He could see a barbed sunlight spear shafting through the twisted white gum leaves against the afternoon sky. Karen was also dozing. There was no one else, no men, no voices or argument. She was half sitting against the sandstone cave wall, unharmed except for tracks where tears had cleaned the dirt from her cheeks. He knew they had to move to the shade.
The farm boy stilled his wheezing breaths for a couple of seconds, listening. A breeze stirred a leafy screen hanging near the cave's mouth - the only noise. Nature was calm, and the bush land gave him no answer. Did the voices and screaming echo from his fitful sleep? He’d heard speech like this; aboriginal children who boarded the school bus close to town.

The wind moaned through the shallow labyrinth he knew as the "lick-hole", a familiar sound soothing his racing mind, slowing his pounding heart, but there was no relief. His lower limbs had lost their numbness.
Pain bloomed like a red misty flower garden, an orchard of torture, and ripe blood plums of agony hung within arm’s reach. He sank back against the hollow of the rock where he could hold down his panic, and breathe slowly. He wondered what the dream meant. He’d talk to Karen when she awoke.
The trees stirred in sympathy with darkening shadows warning a change in weather, a gale, a storm. And as the storm of his injuries clamoured to be heard, Rob stretched forward to take his pick of red misty blossoms bunched across his forehead, and sank forward into oblivion under the glaring, baking solar rays.
****


Countdown.

New South Wales. Australia.
Back in nineteen-sixty-nine, people of the farming, forestry, and tourism community of the town of Coonabarabran paid closer attention to the stars and planets. These television watching inhabitants of the Southern Hemisphere of Earth were glued to their seats in the lounge room. They saw the men step out of their Saturn V rocket lander module, and tread on the moon.
The “Coona” residents became excited to see the moon. No aliens, just a place devoid of atmosphere, people, farms, and school children. A peaceful place, but lifeless.

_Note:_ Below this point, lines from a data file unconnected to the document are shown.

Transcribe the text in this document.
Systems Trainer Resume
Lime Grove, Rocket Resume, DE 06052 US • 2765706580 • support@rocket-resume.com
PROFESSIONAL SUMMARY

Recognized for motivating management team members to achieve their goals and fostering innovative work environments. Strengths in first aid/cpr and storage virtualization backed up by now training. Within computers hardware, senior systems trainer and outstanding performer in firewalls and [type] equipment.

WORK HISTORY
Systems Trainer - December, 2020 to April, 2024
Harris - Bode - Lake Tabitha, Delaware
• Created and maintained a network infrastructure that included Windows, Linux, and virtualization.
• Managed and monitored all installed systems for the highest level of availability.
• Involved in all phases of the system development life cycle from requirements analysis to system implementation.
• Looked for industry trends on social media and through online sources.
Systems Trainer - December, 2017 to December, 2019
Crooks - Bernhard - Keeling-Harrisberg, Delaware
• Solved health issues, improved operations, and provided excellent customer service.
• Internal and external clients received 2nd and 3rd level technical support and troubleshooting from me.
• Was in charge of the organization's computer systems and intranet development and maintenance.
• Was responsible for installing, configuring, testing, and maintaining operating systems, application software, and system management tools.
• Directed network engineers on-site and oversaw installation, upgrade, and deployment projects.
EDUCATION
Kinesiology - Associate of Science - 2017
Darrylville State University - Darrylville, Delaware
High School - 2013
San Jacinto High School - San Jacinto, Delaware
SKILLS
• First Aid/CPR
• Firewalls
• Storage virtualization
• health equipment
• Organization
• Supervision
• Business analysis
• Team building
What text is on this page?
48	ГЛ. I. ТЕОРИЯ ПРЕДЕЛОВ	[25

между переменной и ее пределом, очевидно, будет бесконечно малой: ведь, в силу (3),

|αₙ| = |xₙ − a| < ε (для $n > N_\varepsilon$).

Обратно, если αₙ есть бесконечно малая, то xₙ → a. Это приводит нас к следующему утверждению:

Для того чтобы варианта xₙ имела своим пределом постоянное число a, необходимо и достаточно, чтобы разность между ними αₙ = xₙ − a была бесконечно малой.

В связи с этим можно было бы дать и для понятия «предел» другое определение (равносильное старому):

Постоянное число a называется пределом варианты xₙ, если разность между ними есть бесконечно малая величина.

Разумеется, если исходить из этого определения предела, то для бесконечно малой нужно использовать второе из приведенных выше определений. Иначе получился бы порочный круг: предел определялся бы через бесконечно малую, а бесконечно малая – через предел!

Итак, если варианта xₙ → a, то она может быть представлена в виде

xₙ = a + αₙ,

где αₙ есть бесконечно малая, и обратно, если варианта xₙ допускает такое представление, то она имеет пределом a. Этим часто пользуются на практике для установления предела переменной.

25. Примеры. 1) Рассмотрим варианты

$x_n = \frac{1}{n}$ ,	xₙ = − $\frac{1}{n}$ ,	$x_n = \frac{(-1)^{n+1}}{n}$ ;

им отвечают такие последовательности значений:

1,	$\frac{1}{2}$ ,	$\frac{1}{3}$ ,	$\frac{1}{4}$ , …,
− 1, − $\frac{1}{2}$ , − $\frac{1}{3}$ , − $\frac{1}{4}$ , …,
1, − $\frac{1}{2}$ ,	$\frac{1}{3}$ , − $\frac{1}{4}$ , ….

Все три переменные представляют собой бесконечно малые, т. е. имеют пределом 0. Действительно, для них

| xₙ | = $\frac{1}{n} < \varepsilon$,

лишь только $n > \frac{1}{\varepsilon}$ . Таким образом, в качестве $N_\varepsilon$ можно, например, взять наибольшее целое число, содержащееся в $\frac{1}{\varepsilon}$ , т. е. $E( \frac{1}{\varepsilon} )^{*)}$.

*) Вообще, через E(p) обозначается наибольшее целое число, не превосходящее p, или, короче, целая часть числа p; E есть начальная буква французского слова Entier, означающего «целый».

Grumbling schoolchildren of the Pilliga looked up in the frosty dawn, scrambling out of bed so early the stars were still loitering. These children protested the injustice of travelling so far to school, and did not notice the twinkling ratbags of starlight. Those were aeons distance away. The clock and a Vauxhaul Velox were much closer. And farm gates in the icy dawn.

The heavenly bodies, these floating orbs, revolved in immense incomprehensible ellipses, twinkling cogs turning within a mammoth galactic gearbox, motion so vast and distant it was stationary, like a stationary engine in the shearing shed.
Astrophysics, far above their bowl haircuts and pay grade, revolved free of charge and didn't give grief at taxation time. Rural people’s busy lives continued with the routine security of something that always existed. Yes, all earthly inhabitants, even country dwellers in society's back blocks of the Pilliga Forest knew this without being told with exception of the blind…and Rob.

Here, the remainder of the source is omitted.